George Bush is a master at disguising the punch.
Delegates showed their support for the Republican message
In 2000, he fooled Al Gore into underestimating his talent as a politician, causing Mr Gore to overreach.
This time, he has forced John Kerry to have the wrong conversation with the voters.
When he should have been telling the voters his plan for the future, Mr Kerry has been spending his time talking about the past, believing that Vietnam was the way to establish his credibility.
Consequently, when the Republicans raised doubts about Mr Kerry's service in Vietnam last month, he had nothing to fall back on.
This gave George Bush an opening at the Republican convention.
He was able to show the breadth and width of his experience in office.
And in the absence of any detailed picture from Mr Kerry himself, Mr Bush filled in the blanks on Mr Kerry's political record sheet.
He criticised Mr Kerry for a policy of "expanding government", saying that Mr Kerry wanted more than two trillion dollars in new federal spending.
John Kerry has left himself vulnerable to Republican attacks
George Bush neatly glossed over the fact that he himself has expanded federal spending by 29% since coming to office and sent the budget plummeting into the red.
The "tax and spend" attack on Mr Kerry works partly because that is what many Americans assume Democrats do, despite the fact that former President Bill Clinton successfully balanced his budget.
But it also works because Mr Kerry created the opening for the Republicans to attack.
Morals on show
The Republican convention was a virtuoso display of disciplined message.
Every image and every speaker was carefully choreographed to reinforce in the voters' minds the idea of George Bush as a steadfast, principled, say-what-you-mean-and-mean-what-you-say kind of leader.
Not a moment of doubt or hesitation. No mention of the missing weapons of mass destruction. Or the ongoing bloodshed in Iraq, a year after major hostilities were supposed to have ended.
Iraq was portrayed as part and parcel of the war of terrorism, and a war of moral necessity, not choice.
Bush has taken the lead in opinion polls
The Republican faithful held up banners that read: "A safer world".
Did this mean that Mr Bush had created a safer world? Or was going to create a safer world? It was not clear. And it did not matter. What people saw on TV was the phrase and George Bush.
A key difference between John Kerry and George Bush is that Mr Kerry is trying to find a coherent philosophy that fits the world. President Bush has his philosophy and is happy to let the world fit in around it.

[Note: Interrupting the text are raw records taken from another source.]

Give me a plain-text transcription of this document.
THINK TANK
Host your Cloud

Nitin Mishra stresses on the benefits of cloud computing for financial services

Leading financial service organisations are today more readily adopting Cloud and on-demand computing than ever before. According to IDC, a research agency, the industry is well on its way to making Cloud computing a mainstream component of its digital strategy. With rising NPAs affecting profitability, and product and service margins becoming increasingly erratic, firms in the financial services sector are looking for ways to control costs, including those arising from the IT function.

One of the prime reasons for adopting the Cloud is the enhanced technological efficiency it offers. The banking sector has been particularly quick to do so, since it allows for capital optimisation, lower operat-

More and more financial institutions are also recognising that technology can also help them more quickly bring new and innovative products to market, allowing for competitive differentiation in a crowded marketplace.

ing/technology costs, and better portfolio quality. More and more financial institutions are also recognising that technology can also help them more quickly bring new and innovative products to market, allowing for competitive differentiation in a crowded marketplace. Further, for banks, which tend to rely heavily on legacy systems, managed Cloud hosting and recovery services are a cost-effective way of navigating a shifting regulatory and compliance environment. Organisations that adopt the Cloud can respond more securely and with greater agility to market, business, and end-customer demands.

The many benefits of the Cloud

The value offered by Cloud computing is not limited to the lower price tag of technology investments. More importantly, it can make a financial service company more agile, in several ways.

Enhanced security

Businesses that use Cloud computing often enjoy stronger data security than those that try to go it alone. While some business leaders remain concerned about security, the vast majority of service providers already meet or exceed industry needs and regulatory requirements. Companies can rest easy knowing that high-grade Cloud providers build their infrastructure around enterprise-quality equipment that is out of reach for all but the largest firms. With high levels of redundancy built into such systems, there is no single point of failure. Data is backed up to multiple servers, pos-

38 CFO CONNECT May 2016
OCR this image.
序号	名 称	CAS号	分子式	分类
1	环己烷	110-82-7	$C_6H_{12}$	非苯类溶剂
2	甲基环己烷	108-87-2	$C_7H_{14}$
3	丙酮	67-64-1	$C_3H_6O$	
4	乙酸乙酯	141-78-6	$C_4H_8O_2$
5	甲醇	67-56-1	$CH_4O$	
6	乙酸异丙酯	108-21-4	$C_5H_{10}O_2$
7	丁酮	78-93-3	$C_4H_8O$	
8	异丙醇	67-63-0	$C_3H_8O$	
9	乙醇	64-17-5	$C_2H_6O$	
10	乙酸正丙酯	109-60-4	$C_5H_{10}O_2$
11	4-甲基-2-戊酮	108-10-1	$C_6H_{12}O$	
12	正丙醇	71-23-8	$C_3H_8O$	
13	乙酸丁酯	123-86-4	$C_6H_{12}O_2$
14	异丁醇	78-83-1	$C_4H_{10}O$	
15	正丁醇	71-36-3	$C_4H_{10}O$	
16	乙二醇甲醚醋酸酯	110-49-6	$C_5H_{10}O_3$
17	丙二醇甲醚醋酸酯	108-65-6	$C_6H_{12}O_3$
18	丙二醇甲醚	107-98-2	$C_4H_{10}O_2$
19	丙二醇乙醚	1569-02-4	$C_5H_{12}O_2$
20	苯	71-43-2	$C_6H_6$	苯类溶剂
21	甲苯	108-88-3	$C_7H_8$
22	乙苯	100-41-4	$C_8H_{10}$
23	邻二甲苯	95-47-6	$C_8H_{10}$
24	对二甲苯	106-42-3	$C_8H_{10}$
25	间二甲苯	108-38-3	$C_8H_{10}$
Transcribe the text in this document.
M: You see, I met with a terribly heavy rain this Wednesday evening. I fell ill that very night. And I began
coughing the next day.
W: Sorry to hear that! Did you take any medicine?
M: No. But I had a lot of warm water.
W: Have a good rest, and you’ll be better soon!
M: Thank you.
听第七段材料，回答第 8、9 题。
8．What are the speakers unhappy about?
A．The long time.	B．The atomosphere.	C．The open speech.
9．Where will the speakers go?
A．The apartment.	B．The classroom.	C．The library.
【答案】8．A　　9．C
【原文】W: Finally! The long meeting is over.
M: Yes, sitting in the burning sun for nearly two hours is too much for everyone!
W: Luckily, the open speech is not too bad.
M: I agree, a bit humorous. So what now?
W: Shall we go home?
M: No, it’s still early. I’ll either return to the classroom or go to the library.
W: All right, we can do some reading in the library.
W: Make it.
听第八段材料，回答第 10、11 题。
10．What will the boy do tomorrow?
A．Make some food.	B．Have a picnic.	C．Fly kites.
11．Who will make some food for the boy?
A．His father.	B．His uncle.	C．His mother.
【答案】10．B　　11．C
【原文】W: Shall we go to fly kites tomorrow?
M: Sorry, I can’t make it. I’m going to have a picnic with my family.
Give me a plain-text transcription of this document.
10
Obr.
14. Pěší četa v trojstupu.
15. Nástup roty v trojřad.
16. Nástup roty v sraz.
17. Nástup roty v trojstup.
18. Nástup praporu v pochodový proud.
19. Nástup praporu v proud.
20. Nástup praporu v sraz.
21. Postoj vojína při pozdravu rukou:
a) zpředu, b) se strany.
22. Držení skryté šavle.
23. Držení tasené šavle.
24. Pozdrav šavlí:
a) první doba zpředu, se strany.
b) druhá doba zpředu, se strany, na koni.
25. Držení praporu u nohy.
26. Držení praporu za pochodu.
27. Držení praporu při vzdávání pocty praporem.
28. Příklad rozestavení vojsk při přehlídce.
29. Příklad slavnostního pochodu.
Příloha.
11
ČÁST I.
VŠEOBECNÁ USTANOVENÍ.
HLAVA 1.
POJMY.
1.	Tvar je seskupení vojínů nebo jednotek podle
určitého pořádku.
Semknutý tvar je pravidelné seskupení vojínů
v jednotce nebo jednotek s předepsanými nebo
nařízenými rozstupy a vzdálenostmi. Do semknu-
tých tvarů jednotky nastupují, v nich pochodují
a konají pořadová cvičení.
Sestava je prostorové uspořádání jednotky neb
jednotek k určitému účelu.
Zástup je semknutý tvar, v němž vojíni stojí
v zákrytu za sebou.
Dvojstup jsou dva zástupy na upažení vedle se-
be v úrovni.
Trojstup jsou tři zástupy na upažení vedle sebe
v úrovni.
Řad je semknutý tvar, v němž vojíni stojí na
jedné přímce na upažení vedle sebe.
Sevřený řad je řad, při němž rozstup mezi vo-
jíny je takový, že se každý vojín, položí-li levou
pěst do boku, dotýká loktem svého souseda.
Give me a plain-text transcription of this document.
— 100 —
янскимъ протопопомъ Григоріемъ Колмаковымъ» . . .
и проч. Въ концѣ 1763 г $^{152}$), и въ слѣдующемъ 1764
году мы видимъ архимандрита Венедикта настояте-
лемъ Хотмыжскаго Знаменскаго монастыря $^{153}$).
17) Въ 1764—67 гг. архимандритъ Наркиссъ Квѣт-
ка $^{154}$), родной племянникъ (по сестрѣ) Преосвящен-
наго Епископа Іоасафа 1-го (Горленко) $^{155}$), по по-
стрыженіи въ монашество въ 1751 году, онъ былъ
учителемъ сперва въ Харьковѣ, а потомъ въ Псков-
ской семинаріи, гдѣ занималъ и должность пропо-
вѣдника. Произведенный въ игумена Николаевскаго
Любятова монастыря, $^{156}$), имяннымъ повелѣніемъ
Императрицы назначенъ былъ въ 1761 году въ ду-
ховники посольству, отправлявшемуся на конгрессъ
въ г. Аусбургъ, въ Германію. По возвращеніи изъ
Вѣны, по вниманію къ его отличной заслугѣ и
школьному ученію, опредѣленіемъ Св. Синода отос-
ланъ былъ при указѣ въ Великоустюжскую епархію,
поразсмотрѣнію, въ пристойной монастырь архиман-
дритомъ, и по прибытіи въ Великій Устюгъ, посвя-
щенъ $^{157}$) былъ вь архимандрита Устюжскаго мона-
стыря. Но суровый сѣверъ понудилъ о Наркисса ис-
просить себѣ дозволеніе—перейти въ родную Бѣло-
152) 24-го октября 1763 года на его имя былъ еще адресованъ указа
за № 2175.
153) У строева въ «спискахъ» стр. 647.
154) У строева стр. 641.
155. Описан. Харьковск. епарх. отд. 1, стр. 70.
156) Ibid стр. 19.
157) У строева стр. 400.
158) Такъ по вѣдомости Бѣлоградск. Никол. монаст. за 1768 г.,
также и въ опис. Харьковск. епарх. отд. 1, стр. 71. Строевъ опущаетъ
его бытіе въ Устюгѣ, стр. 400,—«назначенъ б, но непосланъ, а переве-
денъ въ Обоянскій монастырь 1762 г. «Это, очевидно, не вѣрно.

Walking among the party faithful after his speech, the main reason people gave for liking Mr Bush is because they think of him as principled and resolute.
By contrast, they think Mr Kerry is a vacillating flip-flopper.
It is a powerful message, which certainly resonates with the party faithful. The unknown question is whether it works for the undecided voters, who may well decide this election.
In these troubling times, will Americans prefer someone as absolutist and unwavering as George Bush? Or will they go for someone with a more nuanced approach? Excellent arguments can be made for both sides.
But the first major poll since the Republican convention shows Mr Bush 11 points ahead of Mr Kerry - a huge bounce.
John Kerry is going to have to work very hard if he is going to push back the Republican momentum of the last month.